In September / October 2008 I visited Croatia; starting at Split and then by ferry to Hvar.
After Hvar I went to Korkula and then on to Dubroknik; this leg of the trip all by ferry.
Whilst in Dubrovnik I did day trips to Cavtat, Zaton, Ston, Miljet, Lokrum, Lopud, Kolosep using a ferry or local bus.
I resided in a number of home-stays; the most notable being my lengthy invasion at the Prkacin’s house where Vido Prkacin and his family looked after me.
The last photo was taken from the Prkacin balcony – sun-downer time!
The next few posts under the heading “Croatia” will show you some of this beautiful country.
Wikipedia advises as follows:
“Croatia, officially the Republic of Croatia, is a unitary democratic parliamentary republic in Europe at the crossroads of Central Europe, the Balkans, and the Mediterranean. Its capital and largest city is Zagreb.
The country is divided into 20 counties and the city of Zagreb. Croatia covers 56,594 square kilometres (21,851 square miles) and has diverse, mostly continental and Mediterranean climates. Croatia’s Adriatic Sea coast contains more than a thousand islands. The country’s population is 4.29 million, most of whom are Croats, with the most common religious denomination being Roman Catholicism.
In the early 7th century the Croats arrived in the area of present-day Croatia. They organised the state into two duchies by the 9th century. Tomislav became the first king by 925 AD, elevating Croatia to the status of a kingdom. The Kingdom of Croatia retained its sovereignty for nearly two centuries, reaching its peak during the rule of Kings Peter Krešimir IV and Dmitar Zvonimir. Croatia entered a personal union with Hungary in 1102. In 1527, faced with Ottoman conquest the Croatian Parliament elected Ferdinand I of the House of Habsburg to the Croatian throne.
In 1918, after World War I, Croatia was included in the short-lived State of Slovenes, Croats, and Serbs which seceded from Austria–Hungary and merged into the Kingdom of Yugoslavia. A fascist Croatian puppet state existed during World War II. After the war, Croatia became a founding member and a federal constituent of Second Yugoslavia, a socialist state.
In June 1991, Croatia declared independence, which came into effect on 8 October of the same year. The Croatian War of Independence was fought successfully during the four years following the declaration.
Croatia today has a very high Human Development Index. The International Monetary Fund classified Croatia as an emerging and developing economy, and the World Bank identified it as a high income economy. Croatia is a member of the United Nations, the Council of Europe, NATO, the World Trade Organization, CEFTA and a founding member of the Union for the Mediterranean.
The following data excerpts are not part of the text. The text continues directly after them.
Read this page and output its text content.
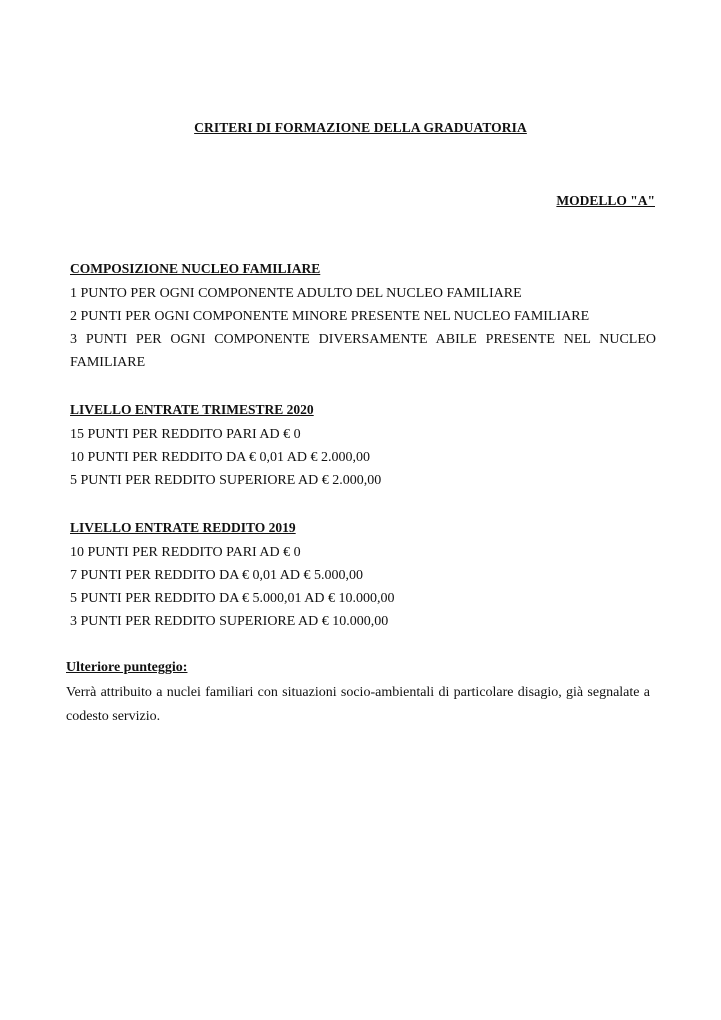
CRITERI DI FORMAZIONE DELLA GRADUATORIA
MODELLO "A"
COMPOSIZIONE NUCLEO FAMILIARE
1 PUNTO PER OGNI COMPONENTE ADULTO DEL NUCLEO FAMILIARE
2 PUNTI PER OGNI COMPONENTE MINORE PRESENTE NEL NUCLEO FAMILIARE
3 PUNTI PER OGNI COMPONENTE DIVERSAMENTE ABILE PRESENTE NEL NUCLEO FAMILIARE
LIVELLO ENTRATE TRIMESTRE 2020
15 PUNTI PER REDDITO PARI AD € 0
10 PUNTI PER REDDITO DA € 0,01 AD € 2.000,00
5 PUNTI PER REDDITO SUPERIORE AD € 2.000,00
LIVELLO ENTRATE REDDITO 2019
10 PUNTI PER REDDITO PARI AD € 0
7 PUNTI PER REDDITO DA € 0,01 AD € 5.000,00
5 PUNTI PER REDDITO DA € 5.000,01 AD € 10.000,00
3 PUNTI PER REDDITO SUPERIORE AD € 10.000,00
Ulteriore punteggio:
Verrà attribuito a nuclei familiari con situazioni socio-ambientali di particolare disagio, già segnalate a codesto servizio.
Croatia is an acceding state of the European Union, with full membership expected in July 2013. As an active participant in the UN peacekeeping forces, Croatia has contributed troops to the NATO-led mission in Afghanistan and took a non-permanent seat on the UN Security Council for the 2008–2009 term.
The service sector dominates Croatia’s economy, followed by the industrial sector and agriculture. Tourism is a significant source of revenue during the summer, with Croatia ranked the 18th most popular tourist destination in the world. The state controls a part of the economy, with substantial government expenditure.
The European Union is Croatia’s most important trading partner. Since 2000, the Croatian government has invested in infrastructure, especially transport routes and facilities along the Pan-European corridors. Internal sources produce a significant portion of energy in Croatia; the rest is imported.
Croatia provides a universal health care system and free primary and secondary education, while supporting culture through numerous public institutions and through corporate investments in media and publishing. The nation prides itself in its cultural, artistic and scientific contributions to the world, as well as in its cuisine, wines and sporting achievements”.